Experience has not helped the ends as much as had been hoped. Thompson, a 6-foot, 170-pound fourth-year man from Baylor, probably has made the best showing, making a couple of nifty long grabs in practice. McDaniel, a 6-1, 197-pound sixth-year man from Lincoln who had 34 catches last year (third on the team), has had an extremely quiet preseason. Buggs, a 6-2, 185-pound five-year man from West Virginia who led the club in 1978 with 36 receptions, is not as tough as the coaches would like.
"Ricky has the speed to get loose deep and so does Danny," Pardee said. "But I realize that it would affect our running game if our passing doesn't come around.
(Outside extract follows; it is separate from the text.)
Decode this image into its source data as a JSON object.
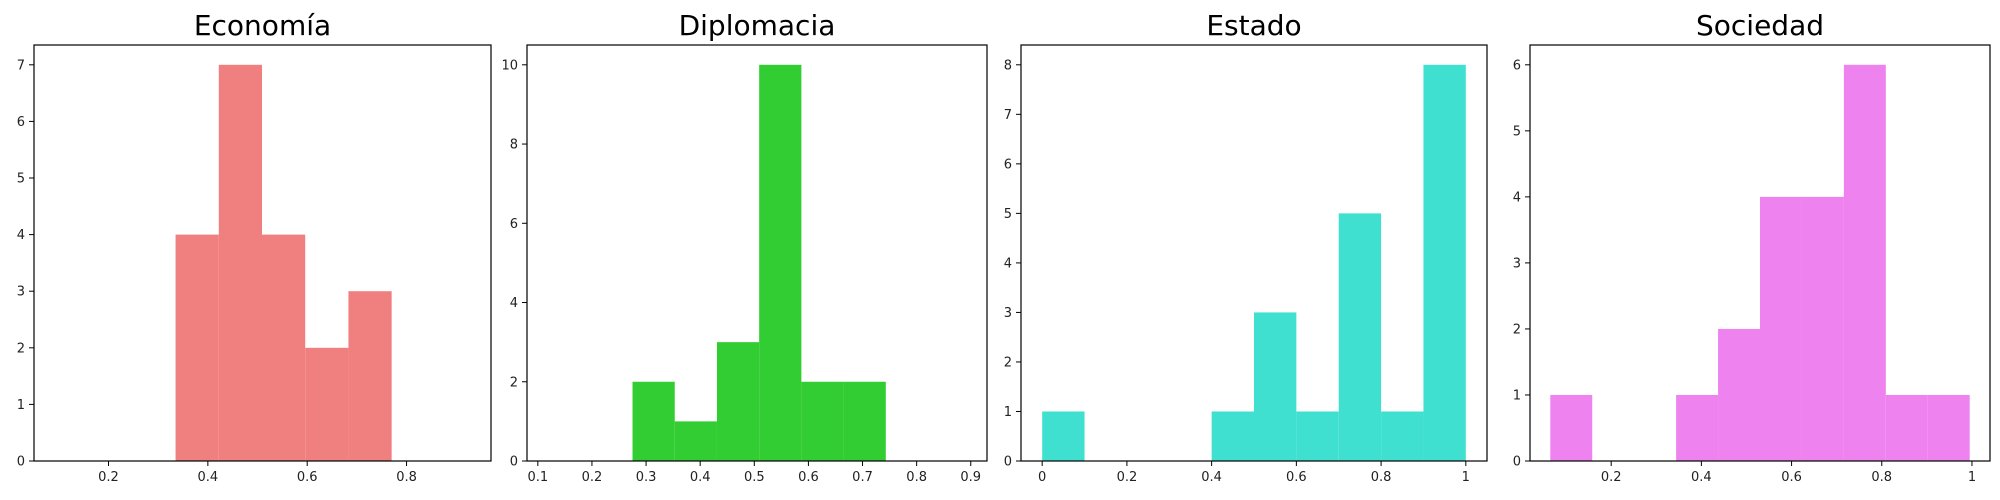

"I've been pleased so far with just about everything in this camp except not being able to get into the end zone during our games. We just haven't been able to help ourselves by picking up some big gains downfield on our passes."
In the two preseason games, the ball-control Redskins have completed eight passes to their wide receivers. Ironically, Hall caught four of them, Thompson grabbed two against Tampa Bay. Neither Buggs nor McDaniel has pulled in a pass while playing infrequently.
Haines, a hard-nosed youngster from Notre Dame, is earning more playing time. But he is only 5-11 and 183 pounds.
There is no question that the team lacks a game-breaking receiver such as Lynn Swann or Issac Curtis. But those kinds of athletes are not usually available through trades but through the draft. Next year the Redskins will have their first full draft in years.
Meanwhile, the 6-4, 230-pound Fugett said he didn't ask any questions when he was told to play both wide receiver and tight end this week.
"I just play and they do the coaching," he said. "I still consider myself a tight end, but it's good for me to work at wide receiver too. I did it at Dallas and I think it was effective. I don't see us using it that much. It just gives us more options."
Besides Hall, other cuts were defensive end Jesse O'Neal of Grambling, a Canadian Football League veteran; center Lou Orlando, a rookie from Yale, safety Anthony Young, a rookie from Jackson State, and defensive tackle Dwight Carey, a free agent from Texas-Arlington who spent most of camp with an injured toe.
Don Testerman was the major casualty from the Denver game. He has a sore shoulder...Harlan's injury at first had been considered more serious. It had been feared that two vertebrae were pinching in his upper neck.That would have ended his career.